The two-year-old Affordable Connectivity Program, created as a part of the Democratic Party-led Bipartisan Infrastructure Law, looks like it will be coming to an end because of lack of funds. The program, which offers eligible households $30 per month toward their internet bills as well as small subsidies for laptops or tablets, has been in jeopardy since Republicans gained control in the House.
The Federal Communications Commission made the announcement on Monday, saying that it was starting to wind down the program earlier than previously expected because Congress is not providing necessary funds. This follows FCC Chair Jessica Rosenworcel’s repeated appeals and an additional request for $6 billion to keep the program running. According to the FCC, the program will run out of money by May.
In tandem with the FCC announcement, Rosenworcel sent a letter to members of Congress asking to fund the program that “now helps nearly 23 million households nationwide—in rural America, urban America, and everything in between—get online and stay online so that they have the high-speed internet service they need to fully participate in modern life.”
If Congress does not provide additional funding for the ACP in the near future, millions of households will lose the ACP benefit that they use to afford internet service. This also means that roughly 1,700 internet service providers will be affected by the termination of the ACP and may cut off service to households no longer supported by the program. Moreover, as the Administrator of the National Telecommunications and Information Administration previously informed Congress, losing the ACP would undermine the historic $42.5 billion Broadband Equity, Access, and Deployment Program, for which the ACP supports a stable customer base to help incentivize deployment in rural areas.
Unfortunately for millions of Americans, the Republican Party, which struggles to do the bare minimum to keep the country running, has long been attacking the program, with prominent Republicans calling it a part of a “reckless spending spree.” Sens. John Thune and Ted Cruz, joined by Reps.

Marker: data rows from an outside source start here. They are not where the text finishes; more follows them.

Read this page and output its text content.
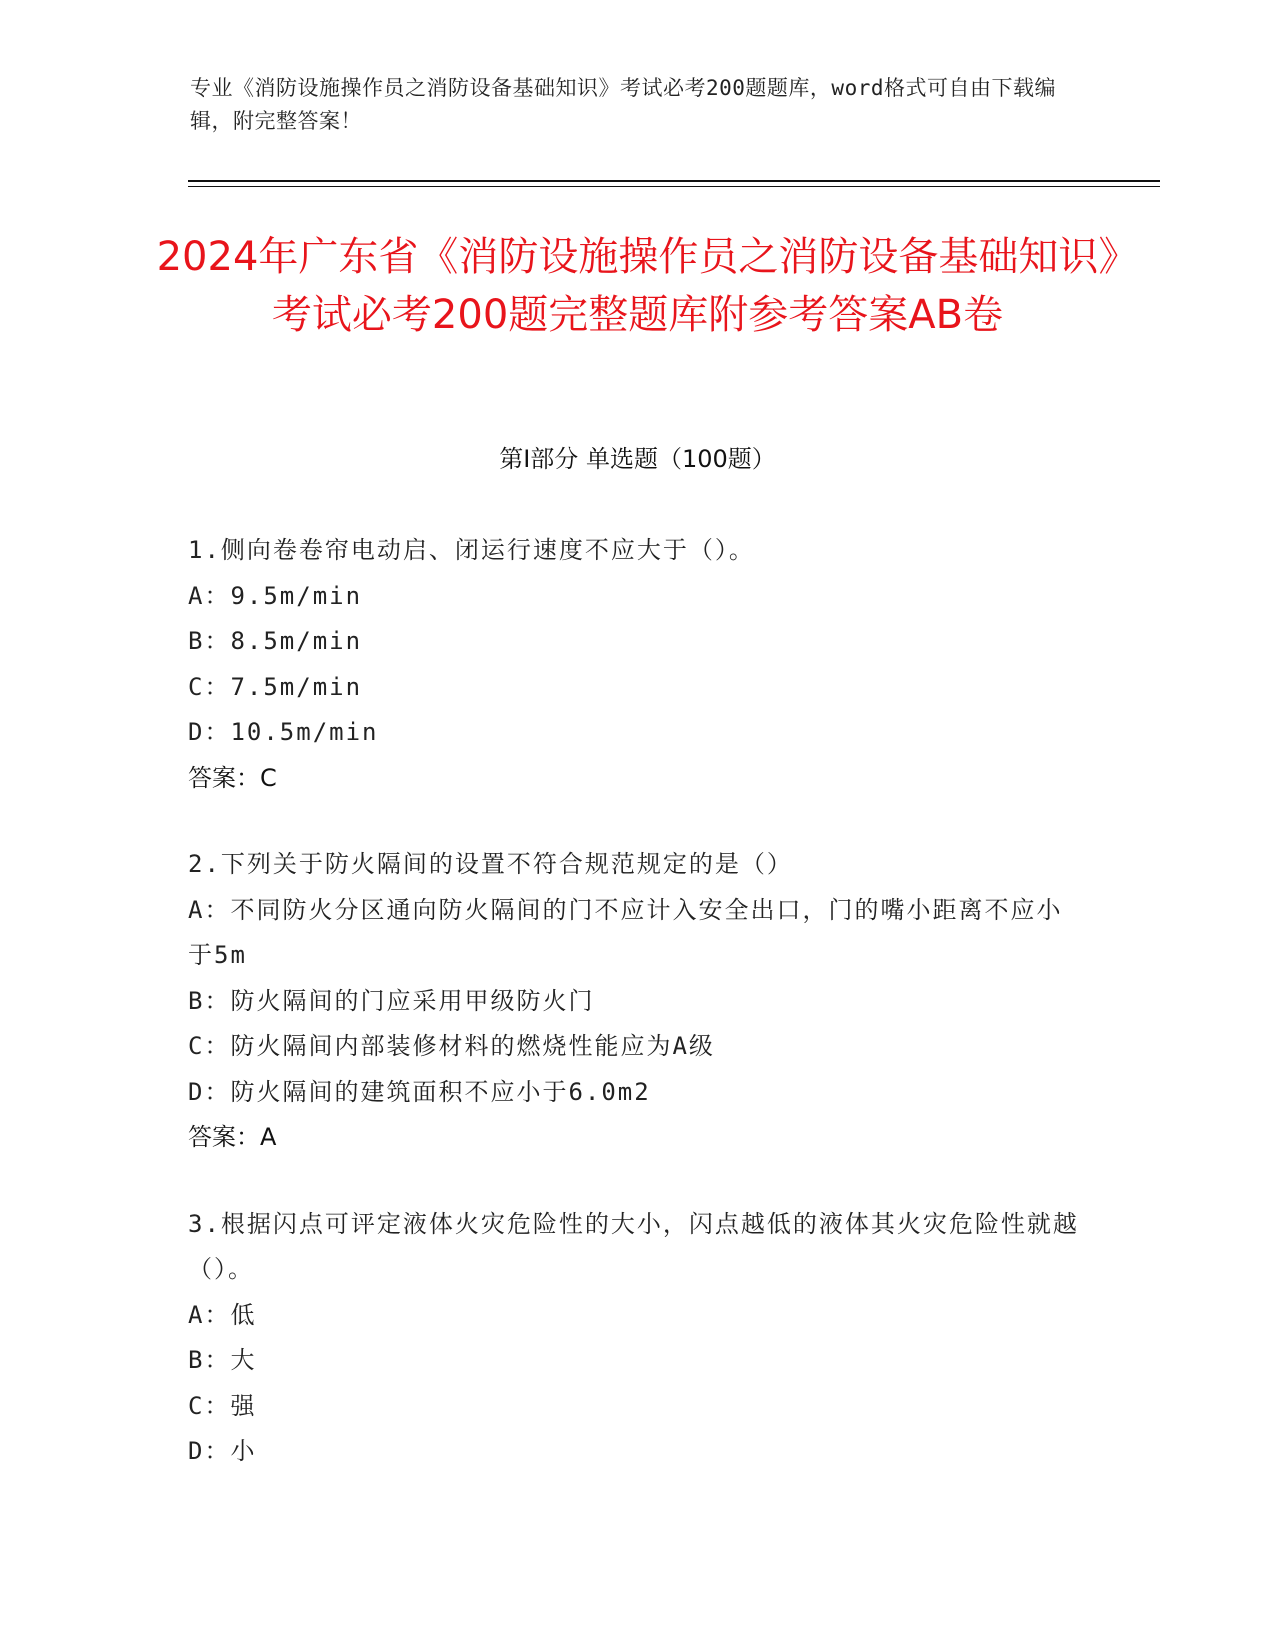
专业《消防设施操作员之消防设备基础知识》考试必考200题题库，word格式可自由下载编辑，附完整答案！
2024年广东省《消防设施操作员之消防设备基础知识》考试必考200题完整题库附参考答案AB卷
第I部分 单选题（100题）

1.侧向卷卷帘电动启、闭运行速度不应大于（）。

A：9.5m/min

B：8.5m/min

C：7.5m/min

D：10.5m/min

答案：C

2.下列关于防火隔间的设置不符合规范规定的是（）

A：不同防火分区通向防火隔间的门不应计入安全出口，门的嘴小距离不应小于5m

B：防火隔间的门应采用甲级防火门

C：防火隔间内部装修材料的燃烧性能应为A级

D：防火隔间的建筑面积不应小于6.0m2

答案：A

3.根据闪点可评定液体火灾危险性的大小，闪点越低的液体其火灾危险性就越（）。

A：低

B：大

C：强

D：小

Cathy McMorris Rodgers and Bob Latta, recently claimed that a large number of the households benefiting from the ACP were “households that already had broadband prior to the subsidy.”
Unsurprisingly, those Republicans forgot to mention that many of those households had signed up for internet access under the Emergency Broadband Benefit Program, which the ACP superseded.
Also not surprising is the fact that the same Republicans attacking the infrastructure program that helps tens of millions of Americans make no mention of the trillions of dollars that continue to be lost due to their Trump-era tax breaks for the rich.
When Democratic lawmakers launched the ACP in 2021, they created the largest internet affordability program in U.S. history. While almost the entire Republican Party voted against the infrastructure bill, the majority of Americans are happy when the government works for its citizens—whether they realize who is doing that work or not. Meanwhile, the previous Republican administration halted the expansion of broadband subsidies to low-income families.
There are fundamentally important differences between the two major political parties in our country and that fact bears repeating.